The Society for Social Work and Research

2014 Annual Conference

January 15-19, 2014 I Grand Hyatt San Antonio I San Antonio, TX

Individual and Social Structural Trauma and Well-Being Among Older Adults in Prison: Implications for Human and Prisoner Rights Advocacy

Saturday, January 18, 2014
HBG Convention Center, Bridge Hall Street Level (San Antonio, TX)
* noted as presenting author
Tina Maschi, PhD, Associate Professor, Fordham University, New York, NY
Deborah Viola, PhD, Associate Professor, New York Medical College, Valhalla, NY
Danee Sergeant, Research Assistant, Fordham University, New York, NY
BACKGROUND: Research suggests that there is a high frequency of accumulating individual and structural level trauma, stress, and oppression among criminal justice populations, including older adults in prison. Evidence also suggests that the accumulation of life course experience of trauma, stress, and oppression are positively correlated with decreased mental well-being and that resilient coping may have a protective affect. Consistent with life course, stress process, cumulative disadvantage and intersectionality theories, research suggests that internal and external coping resources offer a protective advantage for mental well-being in later life. Yet, an often overlooked vulnerable population is older adults in prison. This study builds upon the extant literature by examining the mediating role of coping resources on the relationship between trauma and stressful life experiences, post traumatic stress symptoms and mental well-being among a sample of 677 older adults in prison.
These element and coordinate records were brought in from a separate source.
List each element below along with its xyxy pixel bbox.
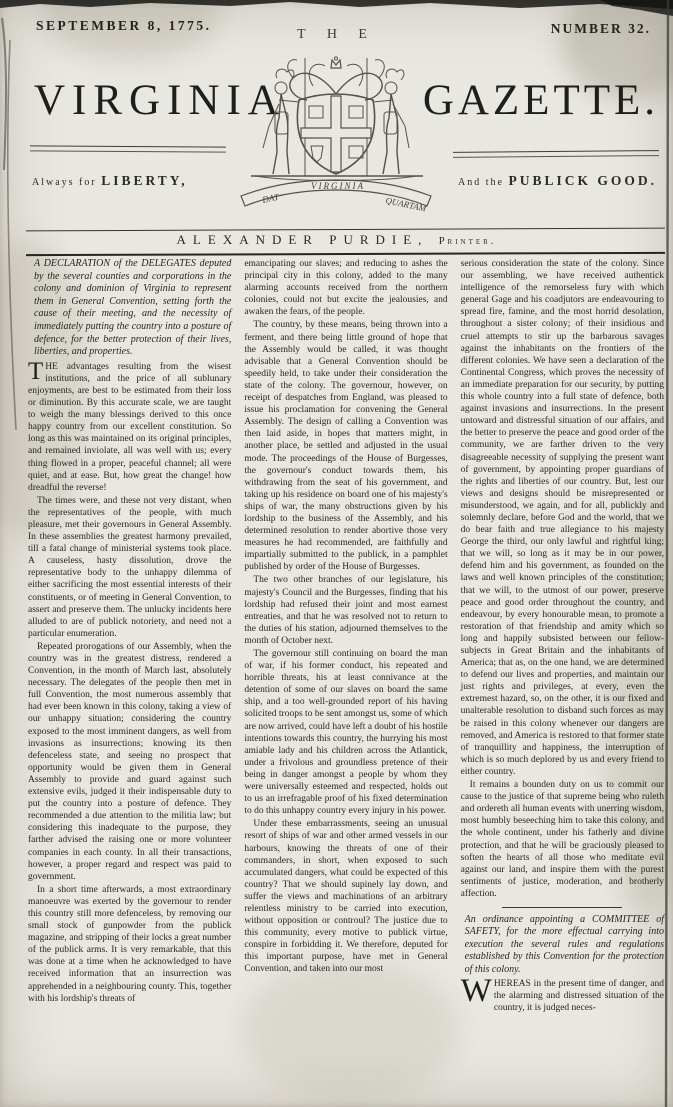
ribbon-text-right: QUARTAM	[385, 195, 428, 213]
paragraph: WHEREAS in the present time of danger, a…	[461, 978, 664, 1014]
masthead-title-gazette: GAZETTE.	[423, 76, 659, 125]
seal-crown-icon	[331, 60, 341, 68]
paragraph: The times were, and these not very dista…	[28, 495, 231, 640]
paragraph: The governour still continuing on board …	[244, 648, 447, 817]
seal-quarter-arms	[349, 106, 363, 118]
paragraph-text: HE advantages resulting from the wisest …	[28, 362, 231, 493]
article-columns: A DECLARATION of the DELEGATES deputed b…	[28, 258, 664, 1015]
motto-right-large: PUBLICK GOOD.	[508, 173, 657, 188]
ribbon-text-center: VIRGINIA	[311, 181, 365, 191]
seal-supporter-right	[373, 69, 409, 174]
paragraph: Repeated prorogations of our Assembly, w…	[28, 641, 231, 883]
printer-line: ALEXANDER PURDIE, Printer.	[0, 232, 673, 248]
supporter-plume	[276, 69, 294, 80]
section-divider-rule	[502, 907, 622, 908]
newspaper-page: SEPTEMBER 8, 1775. T H E NUMBER 32. VIRG…	[0, 0, 673, 1107]
virginia-seal-crest: DAT VIRGINIA QUARTAM	[233, 56, 439, 224]
supporter-plume	[386, 69, 404, 80]
paragraph: The two other branches of our legislatur…	[244, 574, 447, 647]
seal-cross	[301, 96, 371, 172]
ordinance-heading: An ordinance appointing a COMMITTEE of S…	[465, 914, 664, 976]
torn-top-edge	[0, 0, 673, 9]
motto-left: Always for LIBERTY,	[32, 173, 188, 189]
motto-right-small: And the	[458, 177, 504, 188]
paragraph: THE advantages resulting from the wisest…	[28, 361, 231, 494]
motto-left-large: LIBERTY,	[101, 173, 187, 188]
paragraph: serious consideration the state of the c…	[461, 258, 664, 778]
printer-title: Printer.	[439, 236, 497, 247]
seal-crown-orb	[334, 57, 337, 60]
torn-corner	[600, 0, 673, 16]
printer-rule-bottom	[26, 252, 665, 256]
paragraph: In a short time afterwards, a most extra…	[28, 884, 231, 1005]
masthead-rule-left	[30, 145, 226, 152]
seal-supporter-left	[263, 69, 299, 174]
dropcap-T: T	[28, 361, 45, 382]
seal-quarter-arms	[309, 106, 323, 118]
masthead-rule-right	[453, 150, 659, 158]
column-1: A DECLARATION of the DELEGATES deputed b…	[28, 258, 231, 1015]
right-page-edge	[666, 0, 668, 1107]
paragraph: It remains a bounden duty on us to commi…	[461, 779, 664, 900]
ribbon-text-left: DAT	[260, 192, 280, 206]
printer-name: ALEXANDER PURDIE,	[177, 232, 429, 247]
issue-number: NUMBER 32.	[551, 21, 651, 37]
paragraph-text: HEREAS in the present time of danger, an…	[494, 979, 664, 1013]
paragraph: The country, by these means, being throw…	[244, 319, 447, 573]
column-3: serious consideration the state of the c…	[461, 258, 664, 1015]
column-2: emancipating our slaves; and reducing to…	[244, 258, 447, 1015]
motto-right: And the PUBLICK GOOD.	[458, 173, 657, 189]
dropcap-W: W	[461, 978, 494, 1004]
printer-rule-top	[26, 228, 665, 232]
declaration-heading: A DECLARATION of the DELEGATES deputed b…	[34, 258, 231, 359]
paragraph: emancipating our slaves; and reducing to…	[244, 258, 447, 318]
motto-left-small: Always for	[32, 177, 97, 188]
seal-plume	[288, 60, 384, 78]
paragraph: Under these embarrassments, seeing an un…	[244, 818, 447, 975]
METHODS:  Using a cross-sectional correlational design and self-report data from an anonymous mail survey and structural equation modeling, the following mediational model was tested: Coping resources will mediate the relationship between trauma and stressful life experiences, post traumatic stress symptoms and mental well-being among older adults in prison.The variables of central interest were measured using the Life Stressors Checklist-Revised (Individual and Structural Trauma and Stress T-SLE), the Coping Resources Inventory (Coping Resources-CR), and the Post Traumatic Checklist-Civilian and the Brief Symptom Inventory (Mental Well Being-MWB).

FINDINGS: Using structural equation modeling, The base model (with all parameters freely estimating) adequately fit the data (χ2=99.36, df=18, CFI = .95, RMSEA = .08[(.07 - .10]) All observed components of the latent variable measuring coping resources were significant and strong (β between .54 and .84). The latent variable of coping resources was significantly and inversely associated with TSLE (β = - 0.23, p <.001), PTSS (β = - 0.35, p <.001) and MWB (β=-0.08, p=.01). As expected, there was a significant path between TSLE and PTSS (β = 0.38, p<.001), which in turn predicted MWB (β = 0.83, p <.001). Subsequent model comparison resulted in significant fit erosion, indicating that the base model best represents the data and that each of the parameters tested was critical to overall model quality.

IMPLICATIONS: This information can be used to develop or improve mental well-being prevention, intervention and advocacy efforts geared towards older adults at risk of or involved in the criminal justice system. Moreover, the extent of trauma and abuse within prison contexts warrant a social work response related to elder justice and prisoner rights to safety, health, and well-being. Empowerment approaches with elders and prisoners that foster resilient coping in cognitive, physical, emotional, social and spiritual also are warranted.